247 — Estamos falando de um processo longo, custoso, que envolveu prioridades e investimentos. Como foi isso?
FERREIRA — Em 2003, o ministério herdou um orçamento de R$ 287 milhões. Em 2010, quando deixei o governo pela primeira vez, era de R$ 1,3 bi. Esses números mostram que a cultura deixava de ser um produto de luxo. Podia vista como uma espécie de Bolsa Família do mundo simbólico que todos possuem e precisam alimentar.
247 — O que se fez para saciar tantos apetites?
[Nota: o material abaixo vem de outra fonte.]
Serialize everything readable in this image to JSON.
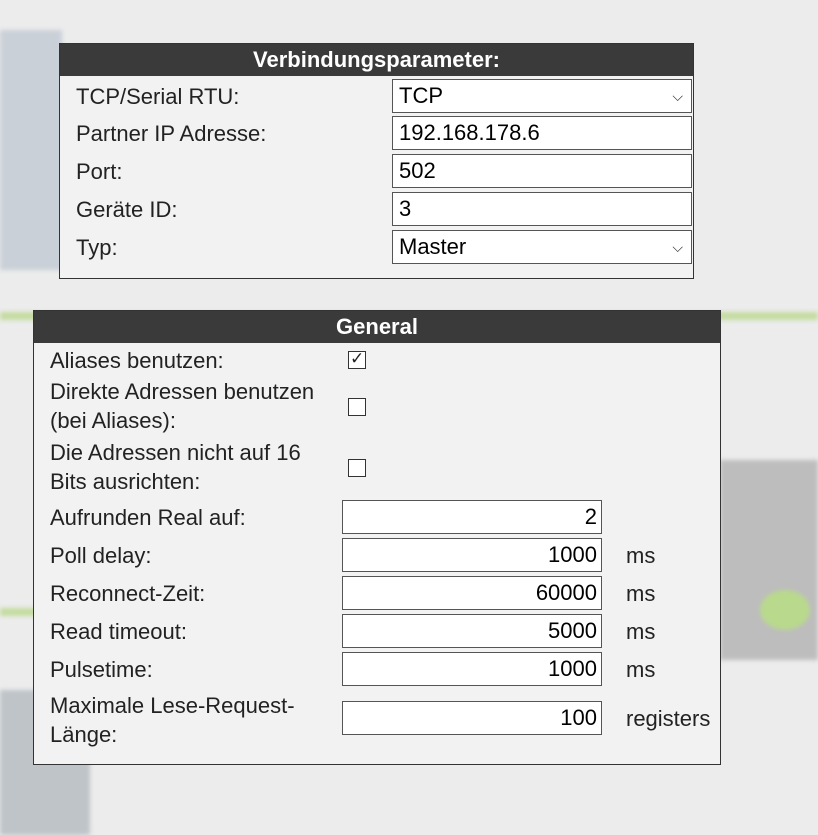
{
  "connection": {
    "title": "Verbindungsparameter:",
    "rows": [
      {
        "label": "TCP/Serial RTU:",
        "value": "TCP"
      },
      {
        "label": "Partner IP Adresse:",
        "value": "192.168.178.6"
      },
      {
        "label": "Port:",
        "value": "502"
      },
      {
        "label": "Geräte ID:",
        "value": "3"
      },
      {
        "label": "Typ:",
        "value": "Master"
      }
    ]
  },
  "general": {
    "title": "General",
    "checkboxes": [
      {
        "label": "Aliases benutzen:",
        "checked": true
      },
      {
        "label": "Direkte Adressen benutzen (bei Aliases):",
        "checked": false
      },
      {
        "label": "Die Adressen nicht auf 16 Bits ausrichten:",
        "checked": false
      }
    ],
    "fields": [
      {
        "label": "Aufrunden Real auf:",
        "value": "2",
        "unit": ""
      },
      {
        "label": "Poll delay:",
        "value": "1000",
        "unit": "ms"
      },
      {
        "label": "Reconnect-Zeit:",
        "value": "60000",
        "unit": "ms"
      },
      {
        "label": "Read timeout:",
        "value": "5000",
        "unit": "ms"
      },
      {
        "label": "Pulsetime:",
        "value": "1000",
        "unit": "ms"
      },
      {
        "label": "Maximale Lese-Request-Länge:",
        "value": "100",
        "unit": "registers"
      }
    ]
  }
}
FERREIRA — Foi assim que criamos os pontos de cultura, nos pontos distantes das grandes cidades, que reúnem milhões de pessoas nos fins de semana. Alguns produzem cultura, outros consomem. Também estimulamos e apoiamos grupos de leitura, bibliotecas comunitárias. Descobrimos um grupo de camponeses do interior de Pernambuco que formaram uma orquestra sinfonica e todas as tardes se reunem, após o trabalho, para tocar sinfonias de Bach. Também estivemos numa aldeia onde um cacique queria ajuda para usar computador e implorava para que não ninguém mais aparecesse por ali "para nos ensinar como é ser índio."
247 — Você não está exagerando quando fala que cultura é tão essencial como comida, como dizia a música dos Titãs?
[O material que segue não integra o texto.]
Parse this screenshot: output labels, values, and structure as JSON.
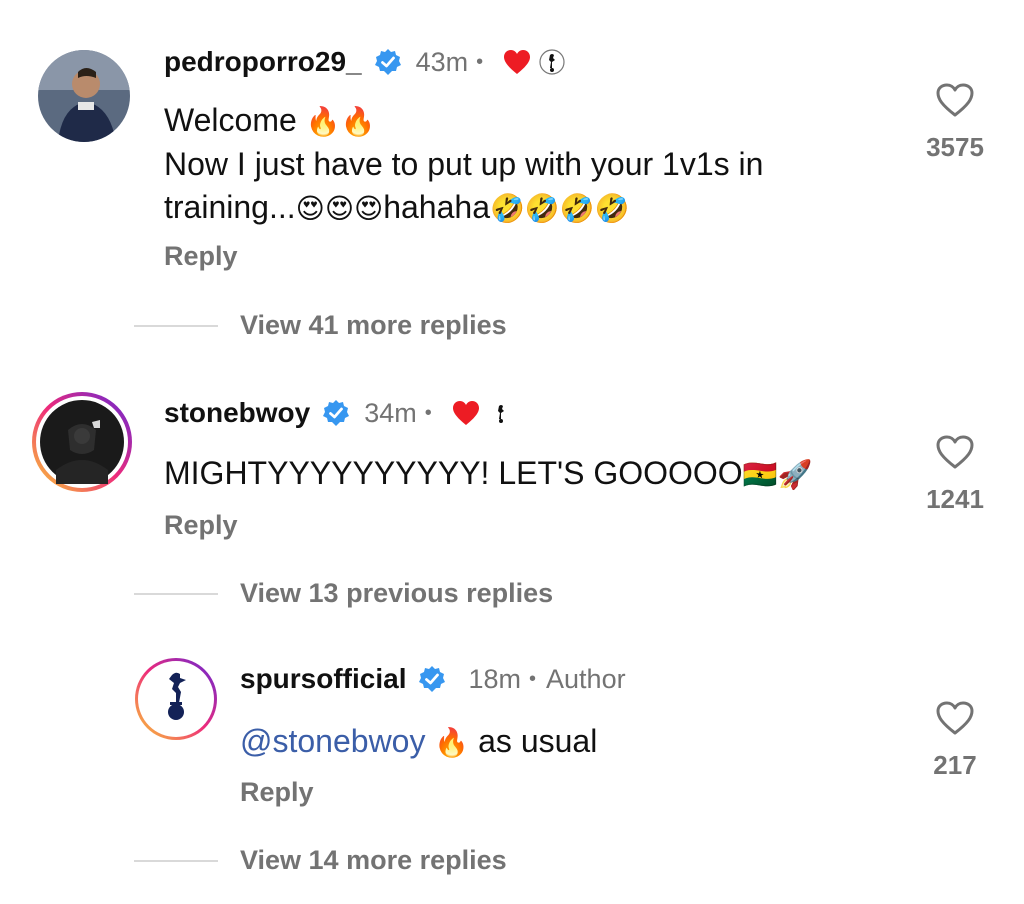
{
  "comments": [
    {
      "username": "pedroporro29_",
      "time": "43m",
      "dot": "•",
      "text_lines": [
        "Welcome ",
        "Now I just have to put up with your 1v1s in",
        "training..."
      ],
      "line1_emojis": "🔥🔥",
      "line3_emojis1": "😍😍😍",
      "line3_word": "hahaha",
      "line3_emojis2": "🤣🤣🤣🤣",
      "reply_label": "Reply",
      "likes": "3575",
      "view_more": "View 41 more replies"
    },
    {
      "username": "stonebwoy",
      "time": "34m",
      "dot": "•",
      "text": "MIGHTYYYYYYYYYY! LET'S GOOOOO",
      "emojis": "🇬🇭🚀",
      "reply_label": "Reply",
      "likes": "1241",
      "view_more": "View 13 previous replies"
    },
    {
      "username": "spursofficial",
      "time": "18m",
      "dot": "•",
      "author_label": "Author",
      "mention": "@stonebwoy",
      "emoji": "🔥",
      "text": "as usual",
      "reply_label": "Reply",
      "likes": "217",
      "view_more": "View 14 more replies"
    }
  ],
  "colors": {
    "verified": "#3797f0",
    "heart": "#ed1c24",
    "muted": "#737373",
    "mention": "#3b5ea8",
    "story_ring_start": "#f9ce34",
    "story_ring_mid": "#ee2a7b",
    "story_ring_end": "#6228d7"
  }
}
FERREIRA — Vou falar de uma experiência pessoal. Eu era militante clandestino, na década de 1970, e obviamente não podia me expor a riscos desnecessários. Militava no MR-8, organização que defendia a luta armada e tinha uma estrutura clandestina importante. Mas sempre gostei de música e participei da vida cultural. Na noite em que Gal Costa foi apresentar o show Fa-Tal, em Salvador, não resisti. Fui assistir. Eu era uma pessoa conhecida, tinha sido uma liderança estudantil importante desde a escola secundária. As pessoas me reconheciam e perguntavam se eu estava louco. Não. Estava feliz. Eu não podia deixar de ver aquele show. Cultura é isso.
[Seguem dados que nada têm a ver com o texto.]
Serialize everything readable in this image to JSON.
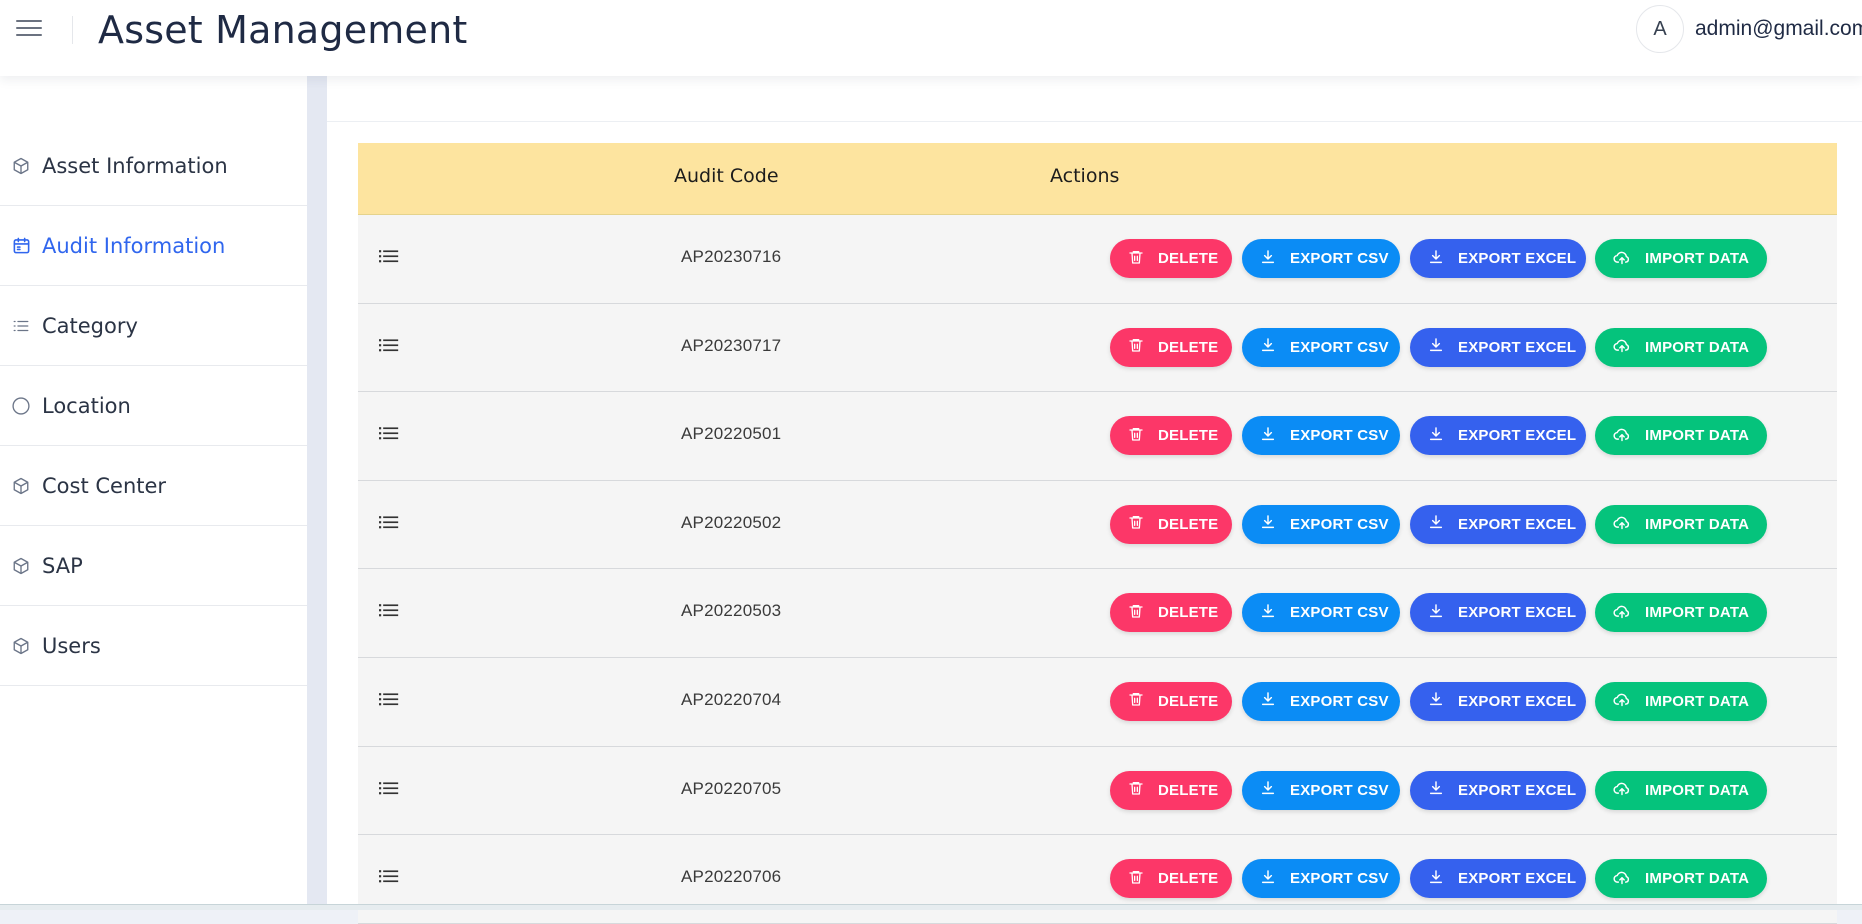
{
  "header": {
    "title": "Asset Management",
    "avatar_initial": "A",
    "user_email": "admin@gmail.com"
  },
  "sidebar": {
    "items": [
      {
        "label": "Asset Information",
        "icon": "cube-icon",
        "active": false
      },
      {
        "label": "Audit Information",
        "icon": "calendar-icon",
        "active": true
      },
      {
        "label": "Category",
        "icon": "list-icon",
        "active": false
      },
      {
        "label": "Location",
        "icon": "circle-icon",
        "active": false
      },
      {
        "label": "Cost Center",
        "icon": "cube-icon",
        "active": false
      },
      {
        "label": "SAP",
        "icon": "cube-icon",
        "active": false
      },
      {
        "label": "Users",
        "icon": "cube-icon",
        "active": false
      }
    ]
  },
  "table": {
    "columns": {
      "code": "Audit Code",
      "actions": "Actions"
    },
    "actions": {
      "delete": "DELETE",
      "export_csv": "EXPORT CSV",
      "export_excel": "EXPORT EXCEL",
      "import_data": "IMPORT DATA"
    },
    "rows": [
      {
        "code": "AP20230716"
      },
      {
        "code": "AP20230717"
      },
      {
        "code": "AP20220501"
      },
      {
        "code": "AP20220502"
      },
      {
        "code": "AP20220503"
      },
      {
        "code": "AP20220704"
      },
      {
        "code": "AP20220705"
      },
      {
        "code": "AP20220706"
      }
    ]
  },
  "colors": {
    "accent": "#3066ee",
    "header_row": "#fde49f",
    "delete": "#fc3768",
    "export_csv": "#0b8cf5",
    "export_excel": "#3561ee",
    "import_data": "#05c37c"
  }
}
247 — Em 2016, como está o país?
FERREIRA — Se não houver uma reversão do golpe, que me parece cada vez mais clara, teremos uma situação impossível. O destino Temer é uma Venezuela invertida, do ponto de vista ideológico, mas idêntica, como impasse sem saída: um presidente que consegue se manter no governo mas não consegue comandar o país. Já sabemos que o saco de maldades será monstruoso, um retrocesso que pretende retirar direitos até Vargas. Estamos falando de um golpe jurídico-parlamentar, que precisa manter uma certa aparência de normalidade. Se ficar claro que é golpe, ele cai.
247 — Como analisar o governo?
FERREIRA — Admito que há alguma seriedade na equipe econômica. E só. O resto é pasto para aliados, para interesses de lobistas e máfias.